Anggota Komisi B DPRD Kabupaten Pati, Mukit
PATI – Isu ketersediaan dan harga bahan bakar minyak (BBM) bagi kalangan nelayan masih menjadi sorotan utama dan mendapatkan perhatian serius dari Dewan Perwakilan Rakyat Daerah (DPRD) Kabupaten Pati.
Pihak legislatif mendesak Pemerintah Pusat untuk segera membahas dan menyusun peraturan terkait penyediaan solar khusus nelayan, guna menjamin kelangsungan operasional mereka saat melaut.
Hal ini disampaikan oleh Sekretaris Komisi B DPRD Kabupaten Pati, Mukit, saat mendampingi kunjungan kerja Anggota Komisi IV DPR RI, Rokhmin Dahuri, di kawasan dermaga Desa Bendar, Kecamatan Juwana, pada Sabtu (16/5).
Menurut Mukit, dirinya bersama para nelayan yang beraktivitas di sepanjang pesisir Sungai Juwana telah lama menyuarakan kebutuhan mendesak akan adanya pasokan solar khusus untuk nelayan. Namun, hingga saat ini aspirasi tersebut belum mendapatkan tanggapan berupa pembahasan maupun realisasi nyata dari pihak Pemerintah Pusat.

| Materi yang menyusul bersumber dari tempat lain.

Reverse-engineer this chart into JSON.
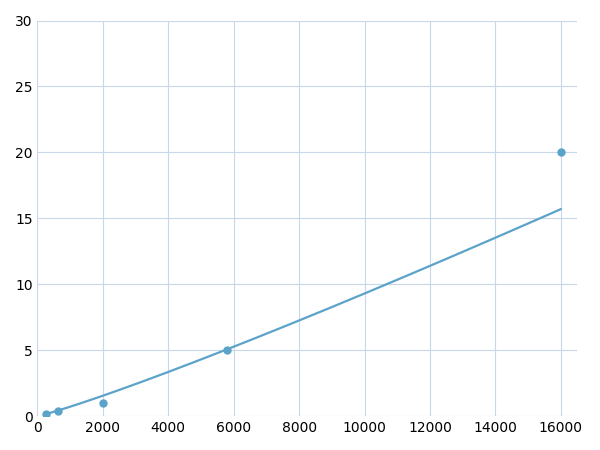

“Kami bersama para nelayan di pesisir Sungai Juwana sudah menyuarakan terkait adanya BBM solar khusus nelayan. Namun hingga kini belum ada pembahasan serta realisasi dari Pemerintah Pusat,” ujarnya.
Ia memaparkan, kenaikan harga BBM jenis non-subsidi yang saat ini dibanderol mencapai Rp30 ribu per liter sangat memberatkan, terutama bagi kapal-kapal berukuran di atas 30 gross ton (GT).
Kondisi ini semakin berat mengingat kebutuhan bahan bakar menempati porsi terbesar dalam biaya yang harus dikeluarkan untuk berlayar.
“Harga Rp30 ribu per liter tidak sebanding dengan hasil pendapatan nelayan. Biaya operasional nelayan sekitar 70 persen digunakan untuk BBM,” katanya.
Oleh sebab itu, Mukit sangat berharap kehadiran perwakilan DPR RI di lokasi ini dapat menjadi jembatan aspirasi agar suara nelayan segera didengar dan ditindaklanjuti oleh pemerintah melalui penyusunan aturan khusus.
“Saya berharap hadirnya Komisi IV DPR RI ini bisa mempercepat pembahasan aturan atau undang-undang khusus terkait solar untuk nelayan,” ucap politisi dari Partai Demokrat tersebut.
Lebih jauh ia menjelaskan, lonjakan harga BBM non-subsidi memberikan dampak langsung yang sangat besar terhadap tingkat kesejahteraan masyarakat pesisir.
Atas dasar itu, DPRD Kabupaten Pati mendesak Pemerintah Pusat untuk segera menghadirkan solusi kebijakan yang berpihak dan meringankan beban ekonomi para nelayan.